While GIF can use an indexed palette, it's still limited to a total 8-bit colour space (i.e. max 255 colours), as compared to JPEG's 24, or PNG's 24/32....Not quite. GIF uses an indexed palette and colour dithering in order to cram your image into a tiny colour space. If your image requires more colours than this in order to look good (and many do, particularly photographs), then GIF will end up looking far worse than JPEG.

Yes I realise this which is why I said "sometimes". GIFs can also have an 'adaptive' pallette, cutting down on the number of colours it stores, reducing file size dramatically. You can also use dithering to 'blend' 2 colours. BTW 'dithering' is different to 'artifacts'.

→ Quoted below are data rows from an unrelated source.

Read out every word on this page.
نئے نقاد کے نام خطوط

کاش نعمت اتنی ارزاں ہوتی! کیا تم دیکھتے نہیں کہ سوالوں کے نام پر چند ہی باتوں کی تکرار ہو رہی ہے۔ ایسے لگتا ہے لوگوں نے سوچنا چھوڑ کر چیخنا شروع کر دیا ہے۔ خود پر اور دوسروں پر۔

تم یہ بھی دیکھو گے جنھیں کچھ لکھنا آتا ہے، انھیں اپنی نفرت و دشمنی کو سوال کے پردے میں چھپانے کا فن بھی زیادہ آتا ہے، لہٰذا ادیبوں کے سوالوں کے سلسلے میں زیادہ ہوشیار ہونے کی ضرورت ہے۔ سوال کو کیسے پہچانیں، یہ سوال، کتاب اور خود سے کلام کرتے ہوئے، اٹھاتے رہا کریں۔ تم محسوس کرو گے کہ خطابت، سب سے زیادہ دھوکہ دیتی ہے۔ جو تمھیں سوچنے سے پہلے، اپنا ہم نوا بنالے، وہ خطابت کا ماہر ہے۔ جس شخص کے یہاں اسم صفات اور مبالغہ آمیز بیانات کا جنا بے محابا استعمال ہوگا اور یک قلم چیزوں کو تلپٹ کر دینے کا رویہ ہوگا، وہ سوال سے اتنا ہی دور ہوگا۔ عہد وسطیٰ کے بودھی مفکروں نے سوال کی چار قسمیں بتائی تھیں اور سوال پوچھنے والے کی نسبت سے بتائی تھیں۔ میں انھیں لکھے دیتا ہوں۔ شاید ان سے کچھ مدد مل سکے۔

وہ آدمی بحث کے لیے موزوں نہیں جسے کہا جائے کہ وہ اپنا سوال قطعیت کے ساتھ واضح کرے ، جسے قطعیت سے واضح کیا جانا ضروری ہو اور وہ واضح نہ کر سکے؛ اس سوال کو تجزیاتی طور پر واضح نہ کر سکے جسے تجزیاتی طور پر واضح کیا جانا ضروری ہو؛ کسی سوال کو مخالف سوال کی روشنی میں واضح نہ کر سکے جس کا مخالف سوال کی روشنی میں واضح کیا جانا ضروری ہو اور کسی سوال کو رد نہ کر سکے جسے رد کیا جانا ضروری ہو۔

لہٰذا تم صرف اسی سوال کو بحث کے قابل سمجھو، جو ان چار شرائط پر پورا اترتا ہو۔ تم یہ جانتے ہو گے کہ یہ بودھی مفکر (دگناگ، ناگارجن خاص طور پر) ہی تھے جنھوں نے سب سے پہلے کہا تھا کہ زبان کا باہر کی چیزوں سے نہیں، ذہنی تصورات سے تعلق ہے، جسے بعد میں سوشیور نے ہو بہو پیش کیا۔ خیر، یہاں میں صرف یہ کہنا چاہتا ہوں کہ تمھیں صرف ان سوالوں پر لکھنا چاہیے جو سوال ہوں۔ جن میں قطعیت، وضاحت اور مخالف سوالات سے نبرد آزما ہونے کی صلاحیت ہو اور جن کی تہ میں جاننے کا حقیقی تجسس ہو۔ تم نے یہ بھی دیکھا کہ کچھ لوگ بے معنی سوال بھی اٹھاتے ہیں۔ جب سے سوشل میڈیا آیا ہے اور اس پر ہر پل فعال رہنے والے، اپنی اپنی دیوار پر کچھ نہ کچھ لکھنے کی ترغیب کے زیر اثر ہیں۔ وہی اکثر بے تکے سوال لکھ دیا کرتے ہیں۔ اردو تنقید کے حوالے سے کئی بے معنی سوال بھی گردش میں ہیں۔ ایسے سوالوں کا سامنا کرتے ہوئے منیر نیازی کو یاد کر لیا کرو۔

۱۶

The difference being that PNG has a 24bit RGB / 32bit RGBA colour space available to store the pallette, which in most cases makes it effectively a lossless format; few images require more than this, and in most cases the difference between the PNG and the original is indistinguishable.

I know that :) If the original is a JPG, then it's going to boil down to compression settings.. the more compression, the lower the filesize, the more artifacts you get, the worse the picture looks.

Basically I was saying in a roundabout and albeit simple way that OP's vector image probably would have looked better as a GIF, and probably have a smaller filesize.

Anything else you want to nitpick over? :nerd:

Erayd
25-11-2010, 04:10 PM
Well, since you want to get technical...:D.


...BTW 'dithering' is different to 'artifacts'.Absolutely; I never claimed they were the same thing. When I mentioned artifacts, that's precisely what I meant: colour artifacts (GIF), and compression artifacts (JPEG).


Basically I was saying in a roundabout and albeit simple way that OP's vector image probably would have looked better as a GIF, and probably have a smaller filesize.Agreed - that particular file is an ideal candidate :thumbs:


Anything else you want to nitpick over? :nerd:I live to nitpick!

No fodder left here though; other than a bit of excessive generality your posts were useful, informative, and largely accurate :D.